Location
- Ellerbe Road Shreveport, Louisiana United States
- Coordinates: 32°17′43″N 93°35′47″W﻿ / ﻿32.295157°N 93.596288°W

Information
- Established: 1957
- Status: Closed
- Closed: 1973
- School district: Caddo Parish Public Schools

= Ellerbe Road School =

Ellerbe Road School, sometimes nicknamed Satan School, is a defunct campus on Ellerbe Road in Caddo Parish, Louisiana, United States. It is alleged to be haunted. The building has been demolished.

==History==
George Washington Carver High School opened in 1957. The school consistently struggled with a low population base from which to draw students, more so after desegregation, and the school closed in 1973.
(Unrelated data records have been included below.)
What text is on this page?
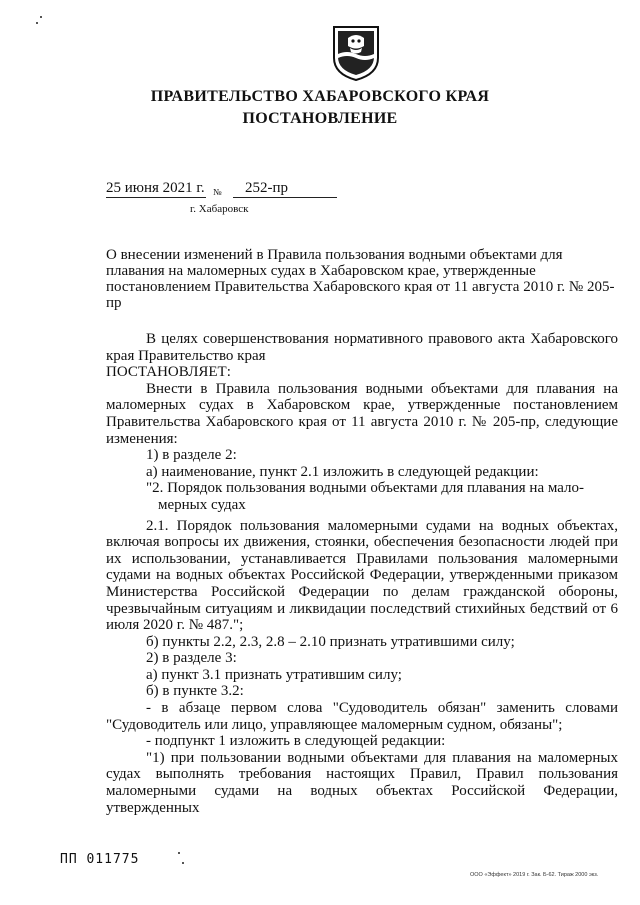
ПРАВИТЕЛЬСТВО ХАБАРОВСКОГО КРАЯ
ПОСТАНОВЛЕНИЕ
25 июня 2021 г. №	252-пр
г. Хабаровск
О внесении изменений в Правила пользования водными объектами для плавания на маломерных судах в Хабаровском крае, утвержденные постановлением Правительства Хабаровского края от 11 августа 2010 г. № 205-пр

В целях совершенствования нормативного правового акта Хабаровского края Правительство края

ПОСТАНОВЛЯЕТ:

Внести в Правила пользования водными объектами для плавания на маломерных судах в Хабаровском крае, утвержденные постановлением Правительства Хабаровского края от 11 августа 2010 г. № 205-пр, следующие изменения:

1) в разделе 2:

а) наименование, пункт 2.1 изложить в следующей редакции:

"2. Порядок пользования водными объектами для плавания на мало-
мерных судах

2.1. Порядок пользования маломерными судами на водных объектах, включая вопросы их движения, стоянки, обеспечения безопасности людей при их использовании, устанавливается Правилами пользования маломерными судами на водных объектах Российской Федерации, утвержденными приказом Министерства Российской Федерации по делам гражданской обороны, чрезвычайным ситуациям и ликвидации последствий стихийных бедствий от 6 июля 2020 г. № 487.";

б) пункты 2.2, 2.3, 2.8 – 2.10 признать утратившими силу;

2) в разделе 3:

а) пункт 3.1 признать утратившим силу;

б) в пункте 3.2:

- в абзаце первом слова "Судоводитель обязан" заменить словами "Судоводитель или лицо, управляющее маломерным судном, обязаны";

- подпункт 1 изложить в следующей редакции:

"1) при пользовании водными объектами для плавания на маломерных судах выполнять требования настоящих Правил, Правил пользования маломерными судами на водных объектах Российской Федерации, утвержденных

ПП 011775
ООО «Эффект» 2019 г. Зак. Б-62. Тираж 2000 экз.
In 1981, Baptist Tabernacle leased the property for use as a campus of Baptist Christian College. The site closed in 1985. The buildings have been unoccupied since that time.

==Campus==
The campus remains the property of Caddo Parish School Board. The site has been leased for agricultural use (specifically livestock grazing) since at least 1996.

In 2011, The Caddo Parish School Board in a 9–2 vote, with one abstained, approved Vision 20/20, a master facilities plan which will ultimately call for the demolition of the Carver Campus, along with two other abandoned Rodessa schools (Rodessa High and Pine Valley) that closed in 1976.